Our trip to Chiang Mai was probably the most activity-filled stop we had in Southeast Asia. Because it’s so well-known to tourists and ex-pats, it was pretty easy on us foreigners. Lots of English, lots of chances to connect with people, and even a few folks we already knew hanging around the area.
Besides the lantern festival and meeting the elephants, we spent time visiting with my cousin and some friends, went to a big Buddhist temple to chat with a monk, took a Thai a cooking class, stumbled upon a weekly ex-pat board game meet-up, and hung around an art show.
Annabelle even had her first Halloween there!
We had heard from other visitors that if we wanted to do a cooking class, Da’s was the way to go. And heck yes I wanted to take a cooking class in Thailand; I LOVE Thai food and was practically giddy about the chance to make some myself.
Meghan, Ali’s cousin who happened to be living in Chiang Mai at the time, came with us, and the three of us created a multi-course meal of delicious soups, curries, and desserts. First, Da took us to a local market and showed us how to pick out various ingredients, then we went back to his organic farm, where he showed us around and we chose some fresh ingredients he had grown, and then the class started!
Cooking in an outdoor hut situated on a pond with a curious baby was a little stressful at times, but she never fell in the water and no food burned, so we count it a total success, even if Joe had to man Ali’s station sometimes while she kept Annabelle from becoming fish food. (Seriously, if you’re in Chiang Mai, check it out–here’s their TripAdvisor rating, and believe us, it is well deserved!)
Just up the mountain from the city of Chiang Mai sits a big Buddhist temple, complete with statues, worshippers, monks, and a large golden spire.
Joe and I aren’t religious, but hey, temples are cool.

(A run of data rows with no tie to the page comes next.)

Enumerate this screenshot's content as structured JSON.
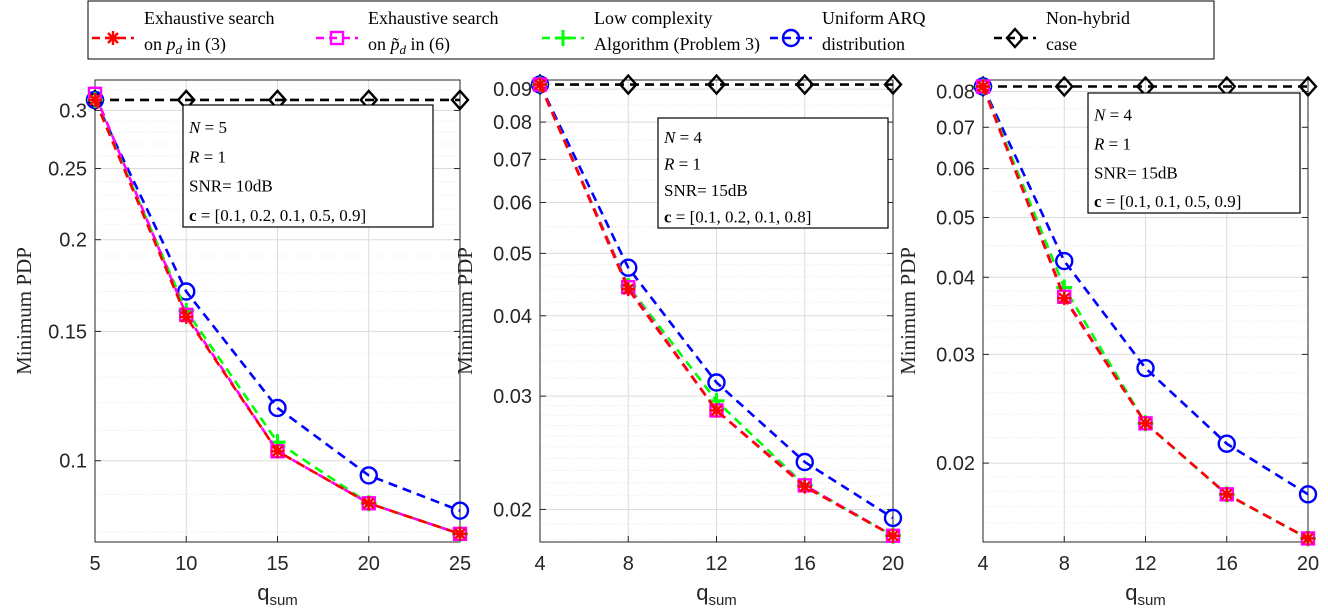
{
  "legend": [
    {
      "key": "exh_pd",
      "line1": "Exhaustive search",
      "line2a": "on ",
      "sym": "p",
      "sub": "d",
      "line2b": " in (3)",
      "color": "#ff0000",
      "marker": "asterisk"
    },
    {
      "key": "exh_tpd",
      "line1": "Exhaustive search",
      "line2a": "on ",
      "sym": "p̃",
      "sub": "d",
      "line2b": " in (6)",
      "color": "#ff00ff",
      "marker": "square"
    },
    {
      "key": "lowc",
      "line1": "Low complexity",
      "line2a": "Algorithm (Problem 3)",
      "color": "#00ff00",
      "marker": "plus"
    },
    {
      "key": "uni",
      "line1": "Uniform ARQ",
      "line2a": "distribution",
      "color": "#0000ff",
      "marker": "circle"
    },
    {
      "key": "nonh",
      "line1": "Non-hybrid",
      "line2a": "case",
      "color": "#000000",
      "marker": "diamond"
    }
  ],
  "chart_data": [
    {
      "type": "line",
      "xlabel": "q",
      "xlabel_sub": "sum",
      "ylabel": "Minimum PDP",
      "yscale": "log",
      "xlim": [
        5,
        25
      ],
      "ylim": [
        0.0775,
        0.33
      ],
      "x": [
        5,
        10,
        15,
        20,
        25
      ],
      "xticks": [
        {
          "v": 5,
          "label": "5"
        },
        {
          "v": 10,
          "label": "10"
        },
        {
          "v": 15,
          "label": "15"
        },
        {
          "v": 20,
          "label": "20"
        },
        {
          "v": 25,
          "label": "25"
        }
      ],
      "yticks": [
        {
          "v": 0.1,
          "label": "0.1"
        },
        {
          "v": 0.15,
          "label": "0.15"
        },
        {
          "v": 0.2,
          "label": "0.2"
        },
        {
          "v": 0.25,
          "label": "0.25"
        },
        {
          "v": 0.3,
          "label": "0.3"
        }
      ],
      "yminor": [
        0.08,
        0.09,
        0.11,
        0.12,
        0.13,
        0.14,
        0.16,
        0.17,
        0.18,
        0.19,
        0.21,
        0.22,
        0.23,
        0.24,
        0.26,
        0.27,
        0.28,
        0.29,
        0.31,
        0.32
      ],
      "annotation": {
        "N": "5",
        "R": "1",
        "SNR": "10dB",
        "c": "[0.1, 0.2, 0.1, 0.5, 0.9]"
      },
      "series": [
        {
          "key": "exh_pd",
          "values": [
            0.31,
            0.157,
            0.103,
            0.0875,
            0.0795
          ]
        },
        {
          "key": "exh_tpd",
          "values": [
            0.316,
            0.158,
            0.103,
            0.0875,
            0.0795
          ]
        },
        {
          "key": "lowc",
          "values": [
            0.31,
            0.16,
            0.106,
            0.0875,
            0.0795
          ]
        },
        {
          "key": "uni",
          "values": [
            0.31,
            0.17,
            0.118,
            0.0955,
            0.0855
          ]
        },
        {
          "key": "nonh",
          "values": [
            0.31,
            0.31,
            0.31,
            0.31,
            0.31
          ]
        }
      ]
    },
    {
      "type": "line",
      "xlabel": "q",
      "xlabel_sub": "sum",
      "ylabel": "Minimum PDP",
      "yscale": "log",
      "xlim": [
        4,
        20
      ],
      "ylim": [
        0.0178,
        0.093
      ],
      "x": [
        4,
        8,
        12,
        16,
        20
      ],
      "xticks": [
        {
          "v": 4,
          "label": "4"
        },
        {
          "v": 8,
          "label": "8"
        },
        {
          "v": 12,
          "label": "12"
        },
        {
          "v": 16,
          "label": "16"
        },
        {
          "v": 20,
          "label": "20"
        }
      ],
      "yticks": [
        {
          "v": 0.02,
          "label": "0.02"
        },
        {
          "v": 0.03,
          "label": "0.03"
        },
        {
          "v": 0.04,
          "label": "0.04"
        },
        {
          "v": 0.05,
          "label": "0.05"
        },
        {
          "v": 0.06,
          "label": "0.06"
        },
        {
          "v": 0.07,
          "label": "0.07"
        },
        {
          "v": 0.08,
          "label": "0.08"
        },
        {
          "v": 0.09,
          "label": "0.09"
        }
      ],
      "yminor": [
        0.018,
        0.019,
        0.021,
        0.022,
        0.023,
        0.024,
        0.025,
        0.026,
        0.027,
        0.028,
        0.029,
        0.032,
        0.034,
        0.036,
        0.038,
        0.042,
        0.044,
        0.046,
        0.048,
        0.055,
        0.065,
        0.075,
        0.085
      ],
      "annotation": {
        "N": "4",
        "R": "1",
        "SNR": "15dB",
        "c": "[0.1, 0.2, 0.1, 0.8]"
      },
      "series": [
        {
          "key": "exh_pd",
          "values": [
            0.0915,
            0.044,
            0.0285,
            0.0217,
            0.0182
          ]
        },
        {
          "key": "exh_tpd",
          "values": [
            0.0915,
            0.0443,
            0.0285,
            0.0218,
            0.0182
          ]
        },
        {
          "key": "lowc",
          "values": [
            0.0915,
            0.0445,
            0.0295,
            0.0218,
            0.0182
          ]
        },
        {
          "key": "uni",
          "values": [
            0.0915,
            0.0475,
            0.0315,
            0.0237,
            0.0194
          ]
        },
        {
          "key": "nonh",
          "values": [
            0.0915,
            0.0915,
            0.0915,
            0.0915,
            0.0915
          ]
        }
      ]
    },
    {
      "type": "line",
      "xlabel": "q",
      "xlabel_sub": "sum",
      "ylabel": "Minimum PDP",
      "yscale": "log",
      "xlim": [
        4,
        20
      ],
      "ylim": [
        0.0149,
        0.0835
      ],
      "x": [
        4,
        8,
        12,
        16,
        20
      ],
      "xticks": [
        {
          "v": 4,
          "label": "4"
        },
        {
          "v": 8,
          "label": "8"
        },
        {
          "v": 12,
          "label": "12"
        },
        {
          "v": 16,
          "label": "16"
        },
        {
          "v": 20,
          "label": "20"
        }
      ],
      "yticks": [
        {
          "v": 0.02,
          "label": "0.02"
        },
        {
          "v": 0.03,
          "label": "0.03"
        },
        {
          "v": 0.04,
          "label": "0.04"
        },
        {
          "v": 0.05,
          "label": "0.05"
        },
        {
          "v": 0.06,
          "label": "0.06"
        },
        {
          "v": 0.07,
          "label": "0.07"
        },
        {
          "v": 0.08,
          "label": "0.08"
        }
      ],
      "yminor": [
        0.015,
        0.016,
        0.017,
        0.018,
        0.019,
        0.022,
        0.024,
        0.026,
        0.028,
        0.032,
        0.034,
        0.036,
        0.038,
        0.045,
        0.055,
        0.065,
        0.075
      ],
      "annotation": {
        "N": "4",
        "R": "1",
        "SNR": "15dB",
        "c": "[0.1, 0.1, 0.5, 0.9]"
      },
      "series": [
        {
          "key": "exh_pd",
          "values": [
            0.0815,
            0.037,
            0.0232,
            0.0178,
            0.0151
          ]
        },
        {
          "key": "exh_tpd",
          "values": [
            0.0815,
            0.0372,
            0.0232,
            0.0178,
            0.0151
          ]
        },
        {
          "key": "lowc",
          "values": [
            0.0815,
            0.0385,
            0.0232,
            0.0178,
            0.0151
          ]
        },
        {
          "key": "uni",
          "values": [
            0.0815,
            0.0425,
            0.0285,
            0.0215,
            0.0178
          ]
        },
        {
          "key": "nonh",
          "values": [
            0.0815,
            0.0815,
            0.0815,
            0.0815,
            0.0815
          ]
        }
      ]
    }
  ]
}
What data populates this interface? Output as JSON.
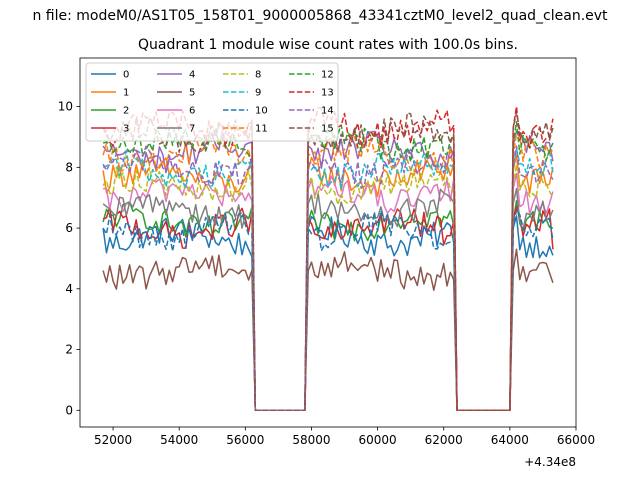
{
  "figure": {
    "suptitle": "n file: modeM0/AS1T05_158T01_9000005868_43341cztM0_level2_quad_clean.evt"
  },
  "chart_data": {
    "type": "line",
    "title": "Quadrant 1 module wise count rates with 100.0s bins.",
    "xlabel": "",
    "ylabel": "",
    "x_offset_label": "+4.34e8",
    "xlim": [
      51000,
      66000
    ],
    "ylim": [
      -0.55,
      11.6
    ],
    "xticks": [
      52000,
      54000,
      56000,
      58000,
      60000,
      62000,
      64000,
      66000
    ],
    "yticks": [
      0,
      2,
      4,
      6,
      8,
      10
    ],
    "grid": false,
    "legend_placement": "top-left",
    "legend_columns": 4,
    "segments": [
      {
        "x_start": 51700,
        "x_end": 56200,
        "step": 100
      },
      {
        "x_start": 57900,
        "x_end": 62300,
        "step": 100
      },
      {
        "x_start": 64100,
        "x_end": 65300,
        "step": 100
      }
    ],
    "gaps": [
      {
        "x_start": 56300,
        "x_end": 57800
      },
      {
        "x_start": 62400,
        "x_end": 64000
      }
    ],
    "series": [
      {
        "name": "0",
        "color": "#1f77b4",
        "dashed": false,
        "level": 5.7,
        "segment_start_level": 6.0,
        "last_level": 5.1
      },
      {
        "name": "1",
        "color": "#ff7f0e",
        "dashed": false,
        "level": 7.7,
        "segment_start_level": 7.9,
        "last_level": 8.0
      },
      {
        "name": "2",
        "color": "#2ca02c",
        "dashed": false,
        "level": 6.2,
        "segment_start_level": 6.2,
        "last_level": 6.0
      },
      {
        "name": "3",
        "color": "#d62728",
        "dashed": false,
        "level": 6.0,
        "segment_start_level": 6.3,
        "last_level": 5.3
      },
      {
        "name": "4",
        "color": "#9467bd",
        "dashed": false,
        "level": 8.5,
        "segment_start_level": 8.7,
        "last_level": 8.2
      },
      {
        "name": "5",
        "color": "#8c564b",
        "dashed": false,
        "level": 4.6,
        "segment_start_level": 4.6,
        "last_level": 4.2
      },
      {
        "name": "6",
        "color": "#e377c2",
        "dashed": false,
        "level": 7.1,
        "segment_start_level": 7.3,
        "last_level": 7.2
      },
      {
        "name": "7",
        "color": "#7f7f7f",
        "dashed": false,
        "level": 6.6,
        "segment_start_level": 6.8,
        "last_level": 6.6
      },
      {
        "name": "8",
        "color": "#bcbd22",
        "dashed": true,
        "level": 7.4,
        "segment_start_level": 7.4,
        "last_level": 7.0
      },
      {
        "name": "9",
        "color": "#17becf",
        "dashed": true,
        "level": 7.9,
        "segment_start_level": 8.0,
        "last_level": 7.8
      },
      {
        "name": "10",
        "color": "#1f77b4",
        "dashed": true,
        "level": 5.9,
        "segment_start_level": 6.0,
        "last_level": 5.6
      },
      {
        "name": "11",
        "color": "#ff7f0e",
        "dashed": true,
        "level": 8.4,
        "segment_start_level": 8.4,
        "last_level": 8.6
      },
      {
        "name": "12",
        "color": "#2ca02c",
        "dashed": true,
        "level": 8.8,
        "segment_start_level": 8.8,
        "last_level": 8.8
      },
      {
        "name": "13",
        "color": "#d62728",
        "dashed": true,
        "level": 9.3,
        "segment_start_level": 9.3,
        "last_level": 9.6
      },
      {
        "name": "14",
        "color": "#9467bd",
        "dashed": true,
        "level": 8.0,
        "segment_start_level": 8.1,
        "last_level": 7.6
      },
      {
        "name": "15",
        "color": "#8c564b",
        "dashed": true,
        "level": 9.1,
        "segment_start_level": 9.3,
        "last_level": 9.3
      }
    ]
  }
}
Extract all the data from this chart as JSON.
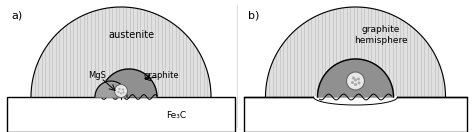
{
  "fig_width": 4.74,
  "fig_height": 1.32,
  "dpi": 100,
  "bg_color": "#ffffff",
  "austenite_fill": "#e0e0e0",
  "austenite_hatch_color": "#c0c0c0",
  "graphite_fill": "#909090",
  "mgs_fill": "#a0a0a0",
  "nucleus_fill": "#e8e8e8",
  "nucleus_edge": "#666666",
  "fe3c_fill": "#ffffff",
  "fe3c_edge": "#000000",
  "label_a": "a)",
  "label_b": "b)",
  "label_austenite": "austenite",
  "label_graphite": "graphite",
  "label_mgs": "MgS",
  "label_fe3c": "Fe₃C",
  "label_graphite_hemisphere": "graphite\nhemisphere"
}
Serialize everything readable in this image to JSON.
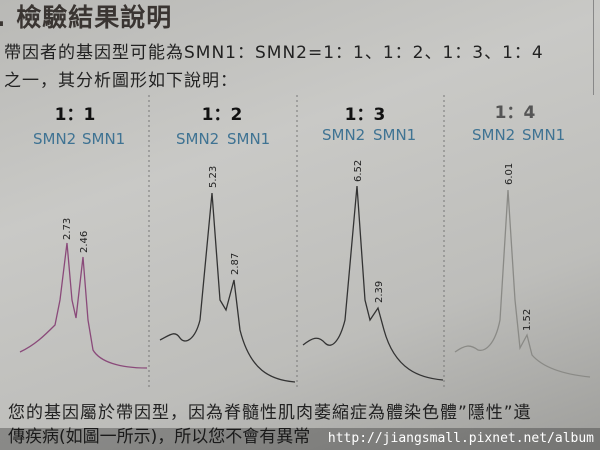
{
  "title": ". 檢驗結果說明",
  "intro_line1": "帶因者的基因型可能為SMN1：SMN2=1：1、1：2、1：3、1：4",
  "intro_line2": "之一，其分析圖形如下說明：",
  "panels": [
    {
      "ratio": "1：1",
      "left_label": "SMN2",
      "right_label": "SMN1",
      "peak_smn2": "2.73",
      "peak_smn1": "2.46",
      "trace_color": "#8a4a7a"
    },
    {
      "ratio": "1：2",
      "left_label": "SMN2",
      "right_label": "SMN1",
      "peak_smn2": "5.23",
      "peak_smn1": "2.87",
      "trace_color": "#333333"
    },
    {
      "ratio": "1：3",
      "left_label": "SMN2",
      "right_label": "SMN1",
      "peak_smn2": "6.52",
      "peak_smn1": "2.39",
      "trace_color": "#333333"
    },
    {
      "ratio": "1：4",
      "left_label": "SMN2",
      "right_label": "SMN1",
      "peak_smn2": "6.01",
      "peak_smn1": "1.52",
      "trace_color": "#8a8a86"
    }
  ],
  "body_line1": "您的基因屬於帶因型，因為脊髓性肌肉萎縮症為體染色體”隱性”遺",
  "body_line2": "傳疾病(如圖一所示)，所以您不會有異常",
  "watermark": "http://jiangsmall.pixnet.net/album"
}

Some of Joe’s friends were in the area, so we met up with them and enjoyed the chance to wander around, see the art, and take way too long to figure out where the bell sounds came from (tiny bells all along the eaves, meant to do something besides sound pretty, though I don’t remember exactly what).
There was also a pretty great view of Chiang Mai from up there.
And all the rest!
Besides the big experiences of Chiang Mai, we were able to have lots of great little moments we’d never expected. Visiting my cousin’s art show was interesting, and it was wonderful to have time to visit with her.
Getting a chance to sit down and speak with a monk gave us the chance to better understand an important piece of another culture and way of life.
Meeting up with friends and going to ask ex-pat board game meetups several times let us spend a little time feeling that comfort you get when you’re with people from home. If you’ve traveled a lot, you probably understand that feeling.
Overall, Chiang Mai was an opportunity to do touristy things without feeling too much like tourists, while also giving us a little slice of home. It was crazy and beautiful and busy and full of tourists. And very, very fun.